電話を掛けるか掛けまいか、揺れ続ける私は、私に対して呼びかける委員長の声を聞いた。何だろう。クラスの雑用だろうか。それならばちょうどいい。時間を潰せ――違う、また逃げ道を見つけようとしている。


「どうしたの、委員長?」

「貴方の事を呼んでるわよ?」

「私を?」

誰だろうか。

「うん、ほら、前側のドアのとこ」

委員長の言う方向を見ると、そこには萎縮している双葉がいた。三年生の教室は、居心地が悪いのだろう。

「ありがと」

と言い残し、双葉の元へ向かった。



「あ、先輩」

ほっとしたように双葉が言う。

「どうしたの?珍しい」

「あの、今日の放課後付き合って欲しいんですけど」

今日の放課後は、特に予定はない…………今の所は。

「何処に?」

「北西高校です」

「……………何で?」

「あの、私の友達のお兄さんが、昨日から何かに怯えてるみたいで、その相談に乗りたいんです」

伊藤要の名前が浮かぶ。でも、ちょっと待って欲しい。

「………なんで私が?私が付いて行く事に何か意味があるの?それ」

「え?あの?あれー?先輩も呼んで欲しいって名指しで言われたから、てっきり知り合いなんだと思ってました。
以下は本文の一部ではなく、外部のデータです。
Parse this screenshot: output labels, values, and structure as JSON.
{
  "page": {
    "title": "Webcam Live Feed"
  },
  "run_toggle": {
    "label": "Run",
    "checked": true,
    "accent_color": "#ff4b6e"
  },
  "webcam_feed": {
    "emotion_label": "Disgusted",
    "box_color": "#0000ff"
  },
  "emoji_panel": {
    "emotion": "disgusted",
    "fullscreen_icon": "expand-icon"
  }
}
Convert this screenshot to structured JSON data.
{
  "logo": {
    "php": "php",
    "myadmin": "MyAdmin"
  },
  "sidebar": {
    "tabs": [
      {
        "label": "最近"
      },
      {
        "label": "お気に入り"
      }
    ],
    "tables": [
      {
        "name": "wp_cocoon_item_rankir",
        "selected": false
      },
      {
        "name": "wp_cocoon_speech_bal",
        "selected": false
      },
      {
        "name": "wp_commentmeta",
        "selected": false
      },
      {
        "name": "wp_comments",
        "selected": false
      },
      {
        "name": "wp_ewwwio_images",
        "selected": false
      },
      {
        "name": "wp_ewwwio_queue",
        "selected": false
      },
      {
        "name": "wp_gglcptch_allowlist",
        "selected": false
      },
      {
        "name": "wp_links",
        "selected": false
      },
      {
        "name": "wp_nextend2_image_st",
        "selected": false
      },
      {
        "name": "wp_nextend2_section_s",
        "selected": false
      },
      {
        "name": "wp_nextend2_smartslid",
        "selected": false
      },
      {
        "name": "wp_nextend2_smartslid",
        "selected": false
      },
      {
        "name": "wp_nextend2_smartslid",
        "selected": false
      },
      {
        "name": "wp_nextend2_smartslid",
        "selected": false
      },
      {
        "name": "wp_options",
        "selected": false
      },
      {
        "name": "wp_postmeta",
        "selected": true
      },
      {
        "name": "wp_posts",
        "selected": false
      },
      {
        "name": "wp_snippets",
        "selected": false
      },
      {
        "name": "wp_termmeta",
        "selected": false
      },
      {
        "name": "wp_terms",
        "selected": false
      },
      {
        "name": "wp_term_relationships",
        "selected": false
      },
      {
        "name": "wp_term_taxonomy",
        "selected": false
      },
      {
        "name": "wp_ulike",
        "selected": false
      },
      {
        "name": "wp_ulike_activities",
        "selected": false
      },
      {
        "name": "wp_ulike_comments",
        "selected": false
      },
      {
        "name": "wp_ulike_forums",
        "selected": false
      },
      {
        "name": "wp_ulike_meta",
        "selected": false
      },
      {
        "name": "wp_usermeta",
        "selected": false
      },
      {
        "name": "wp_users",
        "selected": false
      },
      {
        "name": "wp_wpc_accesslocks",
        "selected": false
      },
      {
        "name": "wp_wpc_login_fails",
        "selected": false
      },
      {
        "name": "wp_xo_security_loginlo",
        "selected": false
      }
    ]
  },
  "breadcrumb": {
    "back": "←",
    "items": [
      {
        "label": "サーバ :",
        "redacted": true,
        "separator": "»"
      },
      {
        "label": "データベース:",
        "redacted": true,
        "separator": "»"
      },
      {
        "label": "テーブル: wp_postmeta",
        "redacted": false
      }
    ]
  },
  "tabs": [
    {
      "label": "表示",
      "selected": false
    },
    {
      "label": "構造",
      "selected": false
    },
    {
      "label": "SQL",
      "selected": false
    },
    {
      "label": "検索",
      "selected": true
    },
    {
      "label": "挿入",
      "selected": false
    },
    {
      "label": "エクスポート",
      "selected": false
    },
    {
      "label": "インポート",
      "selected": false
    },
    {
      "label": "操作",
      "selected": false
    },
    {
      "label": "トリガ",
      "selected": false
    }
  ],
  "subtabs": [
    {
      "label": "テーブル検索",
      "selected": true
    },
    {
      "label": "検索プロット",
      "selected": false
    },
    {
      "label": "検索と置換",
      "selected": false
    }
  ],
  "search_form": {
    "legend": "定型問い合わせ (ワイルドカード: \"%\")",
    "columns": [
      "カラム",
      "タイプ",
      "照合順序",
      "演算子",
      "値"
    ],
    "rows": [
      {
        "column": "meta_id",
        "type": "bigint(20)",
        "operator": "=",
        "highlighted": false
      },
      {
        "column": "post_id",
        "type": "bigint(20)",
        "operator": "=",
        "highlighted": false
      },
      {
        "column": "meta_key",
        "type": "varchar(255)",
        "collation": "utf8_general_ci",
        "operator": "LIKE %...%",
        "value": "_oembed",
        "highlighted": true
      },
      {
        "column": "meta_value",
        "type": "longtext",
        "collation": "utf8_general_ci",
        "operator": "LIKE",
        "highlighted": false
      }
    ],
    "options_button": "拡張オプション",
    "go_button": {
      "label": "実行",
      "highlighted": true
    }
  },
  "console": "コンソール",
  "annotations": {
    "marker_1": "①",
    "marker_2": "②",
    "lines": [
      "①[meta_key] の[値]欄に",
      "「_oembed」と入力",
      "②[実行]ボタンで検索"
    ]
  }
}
……違うんですか?」

「……………もしかして、そのお兄さんの名前、伊藤要っていう?」

「あ!!やっぱり知り合いなんじゃないですか!!」


キーンコーンカーンコーン


と、ホームルームの開始を告げる鐘が鳴る。

「じゃ!!今日の放課後お願いしますね!!」

「あ!!ちょっと待って!!」

急いで教室に戻ろうとする双葉を、私はつい呼び止めた。


「何ですか?」

何だろう。疑問がありすぎて、何を聞けばいいのか分からない。私はあのカルタから離れたいのに、向こうから寄って来てるみたいで気持ち悪い。

「……………あ。と、今日の部活休みにするから、他の一年生に伝えておいて」

「了解です」

それだけ言うと、たっ、たっ、たっ、と軽快なステップで、双葉は走っていった。